Als der Krieg damals ausbrach, habe er nicht gewusst, was er tun solle; es sei sehr schwierig gewesen, so das Kirchenoberhaupt. "Ich war an so etwas nicht gewöhnt und hatte auch Angst, einen Fehler zu machen und Schaden anzurichten. Das war schwierig", so Franziskus im Rückblick. "Aber der Herr hat mir immer geholfen, eine Lösung zu finden - oder zumindest geduldig zu sein und auf eine Lösung zu warten."

Bischofssynode ein Erfolg

Die an diesem Sonntag zu Ende gegangene Bischofssynode im Vatikan bewertete Franziskus durchweg positiv. Zum ersten Mal hatten auch katholische Laien, unter ihnen 54 Frauen, stimmberechtigt an einer Synode teilgenommen. Die Kirche sei weiblich, sagte Franziskus, "Maria ist wichtiger als Petrus." Er verwies auch auf die vielen Frauen, die im Vatikan in Führungspositionen arbeiten. "Frauen verstehen Dinge, die wir nicht verstehen", sagte er zu seinem Gesprächspartner Chiocci. Die Praxis und die theologische Sicht seien aber zwei unterschiedliche Dinge.

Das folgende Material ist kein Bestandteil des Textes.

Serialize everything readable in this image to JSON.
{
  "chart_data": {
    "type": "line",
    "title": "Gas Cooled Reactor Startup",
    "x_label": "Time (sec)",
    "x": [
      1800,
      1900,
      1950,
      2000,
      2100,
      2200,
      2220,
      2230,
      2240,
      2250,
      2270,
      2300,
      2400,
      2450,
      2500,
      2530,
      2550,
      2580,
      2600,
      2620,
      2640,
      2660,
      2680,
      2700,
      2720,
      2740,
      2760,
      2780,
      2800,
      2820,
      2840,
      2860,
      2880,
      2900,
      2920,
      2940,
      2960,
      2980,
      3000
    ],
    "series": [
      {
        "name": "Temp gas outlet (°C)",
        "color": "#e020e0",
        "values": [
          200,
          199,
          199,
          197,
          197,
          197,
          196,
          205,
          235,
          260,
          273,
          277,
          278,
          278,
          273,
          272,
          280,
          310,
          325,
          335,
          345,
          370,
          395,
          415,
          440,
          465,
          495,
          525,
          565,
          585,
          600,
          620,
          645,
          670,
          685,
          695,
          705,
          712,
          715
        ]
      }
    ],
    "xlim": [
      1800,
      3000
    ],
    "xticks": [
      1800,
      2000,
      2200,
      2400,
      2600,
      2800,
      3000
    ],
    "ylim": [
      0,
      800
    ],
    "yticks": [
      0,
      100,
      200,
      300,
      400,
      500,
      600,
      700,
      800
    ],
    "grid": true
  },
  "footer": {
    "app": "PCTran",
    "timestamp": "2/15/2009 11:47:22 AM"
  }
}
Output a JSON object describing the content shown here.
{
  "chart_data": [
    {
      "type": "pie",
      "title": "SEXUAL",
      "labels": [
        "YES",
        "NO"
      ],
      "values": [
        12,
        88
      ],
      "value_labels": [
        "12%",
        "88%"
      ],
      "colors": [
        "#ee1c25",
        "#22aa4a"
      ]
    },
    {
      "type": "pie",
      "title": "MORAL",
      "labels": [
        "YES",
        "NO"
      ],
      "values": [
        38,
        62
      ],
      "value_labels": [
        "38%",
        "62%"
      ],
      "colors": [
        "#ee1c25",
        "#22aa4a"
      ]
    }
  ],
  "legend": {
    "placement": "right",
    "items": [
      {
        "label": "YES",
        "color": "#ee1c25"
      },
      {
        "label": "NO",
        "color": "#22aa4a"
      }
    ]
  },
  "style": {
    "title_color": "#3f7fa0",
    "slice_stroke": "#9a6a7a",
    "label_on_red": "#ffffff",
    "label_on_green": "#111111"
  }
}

Die Synodenteilnehmer hatten etwa vier Wochen in Rom über die Neuausrichtung der katholischen Kirche diskutiert, unter anderem über Themen wie die Rolle von Frauen und Laien, das Amt der Bischöfe, das Priestertum und das Diakonat. Die Versammlung der Bischöfe wird im kommenden Oktober ihre Fortsetzung und ihren Abschluss finden. Damit wird auch die Weltsynode, die Papst Franziskus im Herbst 2021 ausgerufen hatte, zu Ende gehen. Auch Beschlüsse und Empfehlungen an den Papst werden für den Herbst 2024 erwartet.

Auf die Frage, wie es ihm gehe, antwortete der 86 Jahre alte Papst mit einem Lachen: "Ich bin noch am Leben." Nach den zwei Darm-Operationen, denen er sich unterziehen musste, gehe es ihm nun wunderbar. "Ich kann alles essen", sagte Franziskus.

Reise zur Weltklimakonferenz in Dubai

In dem Interview bestätigte Papst Franziskus, er wolle zur Weltklimakonferenz nach Dubai reisen. Er plane einen dreitägigen Aufenthalt; anreisen werde er am 1. Dezember, so das Kirchenoberhaupt.

Die Weltklimakonferenz COP28 findet von 30. November bis 12. Dezember in dem Emirat statt. Franziskus hatte in einem kürzlich veröffentlichen Mahnschreiben betont, die Konferenz müsse ein Erfolg werden. In dem Dokument "Laudate Deum" (Lobet Gott) ruft er zu mehr Anstrengungen für den Klimaschutz auf. Wenn der Mensch über seine kleinen Interessen hinausgehe, könne die COP28 zu einer deutlichen Beschleunigung der Energiewende mit wirksamen Verpflichtungen führen, schreibt der Papst und fügt hinzu: "Diese Konferenz kann ein Wendepunkt sein."

Zuletzt war Franziskus Ende 2022 auf die Arabische Halbinsel ins Königreich Bahrain gereist. 2019 besuchte er Abu Dhabi, die Hauptstadt der Vereinigten Arabischen Emirate.